IceFS Cubes

Posted on March 4, 2016

For my CS854 class I have to read a trio of research papers each week, and post summaries, which are then updated after the class that a student gives a presentation on it. Don’t rely on my summaries for anything, but it might interest some of you, so I’m posting it here.

Just read the paper.

Physical Disentanglement in a Container-Based File System


This paper introduces IceFS, which can separate directories into cubes (Ice Cubes, get it?). These cubes are isolated from each other, so failures in one don’t affect any other. Also, calls to fsync(), in one don’t affect the performance of others.

Wouldn’t it be nice if you could run separate tasks in separate directories, and they didn’t interfere? That’s what IceFS is working towards.

Lets define what we’re talking about, the paper calls it entangelment when the metadata or data from two different tasks are stored on the same block. (Not at all related to entanglement when you can’t write the matrix as the kronecker product of two independent quantum states :P).

As an example of this failing to happen, running SQLite and Varmail at the same time cuts both of their performance in half, or one tenth, respectively. I’d be interested in knowing if this positively affected docker instances. If anyone has lots of free time, re-run their tests with SQLite and Varmail in their own docker instances too. I’d love to hear about the result.

This is because Varmail calls fsync after it’s short writes, and SQLite has very large writes. These large writes get synced when Varmail calls fsync, causing fsync to take much longer, and preventing better batching of writes of SQLites side.

Another example. If you have a bunch of VMs with file system images in different directories, then if there is a fault which causes the host file system to become read only, this introduces downtime for all the VMs. If each directory were it’s own cube however, this would only take down one VM, and it would be faster to fsck that small cube instead of the entire partition.

Now, I have some concerns here. The paper talks about faults in the VM that can take out the host OS’s filesystem, but I would already hope that the VM is providing isolation. I don’t quite understand what kind of faults would do that.
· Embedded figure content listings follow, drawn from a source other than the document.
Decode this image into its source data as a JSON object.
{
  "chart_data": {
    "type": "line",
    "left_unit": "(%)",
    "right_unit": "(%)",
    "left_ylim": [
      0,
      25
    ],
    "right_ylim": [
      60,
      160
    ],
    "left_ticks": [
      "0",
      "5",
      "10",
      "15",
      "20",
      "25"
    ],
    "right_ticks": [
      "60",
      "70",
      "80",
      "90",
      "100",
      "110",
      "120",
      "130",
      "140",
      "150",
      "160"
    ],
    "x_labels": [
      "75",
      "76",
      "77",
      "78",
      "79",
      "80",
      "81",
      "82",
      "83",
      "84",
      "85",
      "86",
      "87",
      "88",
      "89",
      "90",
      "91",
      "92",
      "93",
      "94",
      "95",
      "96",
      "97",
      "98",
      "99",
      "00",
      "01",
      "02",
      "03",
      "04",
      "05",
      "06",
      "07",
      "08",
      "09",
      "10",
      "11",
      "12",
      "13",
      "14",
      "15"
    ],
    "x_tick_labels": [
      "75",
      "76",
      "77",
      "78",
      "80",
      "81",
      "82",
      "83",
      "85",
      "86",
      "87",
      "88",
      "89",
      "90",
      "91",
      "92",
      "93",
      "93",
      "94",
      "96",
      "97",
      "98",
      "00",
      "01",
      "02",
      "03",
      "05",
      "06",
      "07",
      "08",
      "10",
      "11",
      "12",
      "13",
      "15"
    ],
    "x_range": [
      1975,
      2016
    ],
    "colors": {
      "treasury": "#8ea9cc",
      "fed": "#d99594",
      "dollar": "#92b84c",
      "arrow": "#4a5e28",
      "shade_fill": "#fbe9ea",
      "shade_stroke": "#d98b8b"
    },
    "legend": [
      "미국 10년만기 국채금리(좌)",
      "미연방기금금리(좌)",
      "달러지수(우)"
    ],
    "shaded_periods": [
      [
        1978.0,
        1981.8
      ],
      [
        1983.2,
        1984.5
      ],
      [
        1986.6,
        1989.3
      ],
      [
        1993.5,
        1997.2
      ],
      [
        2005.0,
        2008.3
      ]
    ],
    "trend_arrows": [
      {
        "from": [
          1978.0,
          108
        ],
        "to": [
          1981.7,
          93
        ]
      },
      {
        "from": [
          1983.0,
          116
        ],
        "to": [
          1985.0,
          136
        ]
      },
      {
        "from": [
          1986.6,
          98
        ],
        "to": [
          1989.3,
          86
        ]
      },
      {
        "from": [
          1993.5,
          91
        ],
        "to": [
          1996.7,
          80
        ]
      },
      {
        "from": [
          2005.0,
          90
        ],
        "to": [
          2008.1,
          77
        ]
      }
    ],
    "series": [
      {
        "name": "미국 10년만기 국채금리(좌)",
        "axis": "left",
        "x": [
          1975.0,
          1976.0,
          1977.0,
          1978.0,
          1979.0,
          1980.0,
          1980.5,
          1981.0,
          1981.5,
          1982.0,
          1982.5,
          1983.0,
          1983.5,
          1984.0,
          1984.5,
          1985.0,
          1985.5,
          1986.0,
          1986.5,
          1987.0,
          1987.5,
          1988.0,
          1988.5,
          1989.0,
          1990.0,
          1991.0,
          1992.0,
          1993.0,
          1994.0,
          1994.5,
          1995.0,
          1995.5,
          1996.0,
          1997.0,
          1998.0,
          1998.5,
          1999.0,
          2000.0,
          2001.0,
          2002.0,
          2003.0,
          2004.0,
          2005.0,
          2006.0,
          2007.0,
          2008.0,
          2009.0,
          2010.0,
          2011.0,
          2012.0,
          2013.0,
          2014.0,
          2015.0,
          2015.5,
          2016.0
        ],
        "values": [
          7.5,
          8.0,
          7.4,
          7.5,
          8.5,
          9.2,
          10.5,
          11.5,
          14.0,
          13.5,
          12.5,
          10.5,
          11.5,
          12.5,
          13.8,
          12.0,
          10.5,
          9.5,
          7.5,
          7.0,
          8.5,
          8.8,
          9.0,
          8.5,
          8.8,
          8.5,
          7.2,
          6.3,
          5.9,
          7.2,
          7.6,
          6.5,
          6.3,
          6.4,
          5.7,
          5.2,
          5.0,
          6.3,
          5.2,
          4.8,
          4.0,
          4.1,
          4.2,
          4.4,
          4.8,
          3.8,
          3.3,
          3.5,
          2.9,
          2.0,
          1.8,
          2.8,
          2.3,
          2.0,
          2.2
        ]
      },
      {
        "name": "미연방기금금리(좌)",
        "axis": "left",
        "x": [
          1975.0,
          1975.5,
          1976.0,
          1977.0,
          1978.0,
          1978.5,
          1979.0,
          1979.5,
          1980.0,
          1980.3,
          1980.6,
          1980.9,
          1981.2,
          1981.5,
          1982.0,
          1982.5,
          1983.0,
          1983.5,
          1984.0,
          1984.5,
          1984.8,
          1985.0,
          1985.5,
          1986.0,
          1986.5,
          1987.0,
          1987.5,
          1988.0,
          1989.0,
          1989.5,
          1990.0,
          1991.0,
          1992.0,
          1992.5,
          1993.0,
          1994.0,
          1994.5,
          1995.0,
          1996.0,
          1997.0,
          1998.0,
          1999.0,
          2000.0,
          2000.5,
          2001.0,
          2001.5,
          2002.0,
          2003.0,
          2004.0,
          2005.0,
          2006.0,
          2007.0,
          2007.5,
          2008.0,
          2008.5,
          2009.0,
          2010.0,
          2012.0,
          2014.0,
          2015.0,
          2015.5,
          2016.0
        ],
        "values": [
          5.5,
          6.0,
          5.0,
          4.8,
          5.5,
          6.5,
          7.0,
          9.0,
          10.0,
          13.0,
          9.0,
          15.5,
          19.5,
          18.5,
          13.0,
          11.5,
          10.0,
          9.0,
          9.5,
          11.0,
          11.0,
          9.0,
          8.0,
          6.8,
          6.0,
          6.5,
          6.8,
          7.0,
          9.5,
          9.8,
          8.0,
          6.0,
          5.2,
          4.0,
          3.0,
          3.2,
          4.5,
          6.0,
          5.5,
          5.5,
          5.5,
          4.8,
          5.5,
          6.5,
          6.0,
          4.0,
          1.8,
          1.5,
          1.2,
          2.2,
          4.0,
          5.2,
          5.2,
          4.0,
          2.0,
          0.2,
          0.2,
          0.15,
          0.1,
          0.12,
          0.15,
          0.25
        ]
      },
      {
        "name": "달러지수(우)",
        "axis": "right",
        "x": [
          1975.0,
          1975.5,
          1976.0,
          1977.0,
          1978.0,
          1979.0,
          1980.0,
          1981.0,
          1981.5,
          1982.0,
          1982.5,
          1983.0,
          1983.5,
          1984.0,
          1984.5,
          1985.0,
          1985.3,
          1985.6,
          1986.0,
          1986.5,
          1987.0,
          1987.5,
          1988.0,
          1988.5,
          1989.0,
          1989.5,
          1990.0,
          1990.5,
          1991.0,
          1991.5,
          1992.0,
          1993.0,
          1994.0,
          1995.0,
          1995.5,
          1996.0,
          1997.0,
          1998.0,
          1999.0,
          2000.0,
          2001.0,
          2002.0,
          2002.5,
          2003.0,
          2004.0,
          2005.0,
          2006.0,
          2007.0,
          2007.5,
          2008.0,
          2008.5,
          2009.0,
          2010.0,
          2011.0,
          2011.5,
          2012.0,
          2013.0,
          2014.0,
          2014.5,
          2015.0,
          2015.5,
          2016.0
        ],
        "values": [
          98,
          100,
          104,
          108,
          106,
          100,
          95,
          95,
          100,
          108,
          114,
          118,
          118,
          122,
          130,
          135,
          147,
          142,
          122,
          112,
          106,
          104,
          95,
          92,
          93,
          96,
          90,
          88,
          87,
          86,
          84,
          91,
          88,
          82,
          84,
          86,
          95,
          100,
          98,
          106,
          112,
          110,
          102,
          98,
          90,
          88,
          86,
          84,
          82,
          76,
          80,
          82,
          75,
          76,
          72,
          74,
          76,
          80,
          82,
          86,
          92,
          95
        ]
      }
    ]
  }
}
I guess if the host OS’s drive suffers from a block failure in one of the blocks backing the VM, that could have the effect, but do you really want to just fsck and keep running, or start replacing the drives right away?

The Cube Abstraction

We could like to group sets of files and directories together into a cube. Each cube will be physically isolated from each other, and will not have an impact on other cubes if it fails or has an incompatible workload.

The key trick is to make sure the metadata for each cube and it’s files don’t get stored in a block that is used by anything else. This does increase overhead slightly, as we increase fragmentation, but there is a payoff.

We also need to unbundle transactions, to solve the fsync problem.

Last concerns

How does this compare to [LVM (Logical Volume Manager)[lvm]? I feel like the paper really should have discussed that, since they seem to have similar goals.

One downside of LVM might be that it requires remounting the volume to increase the maximum size.

I don’t actually know anything about LVM, other than it made it harder to get grub running again after I messed up my Linux install.

Oh, and how often do you need to fsck a drive anyways? If we somehow managed to make fsck run in zero time, what would be the upside? Is there significant downtime due to fsck running?

Though those isolation results seem neat, maybe this could get absorbed by Docker if there are real improvements.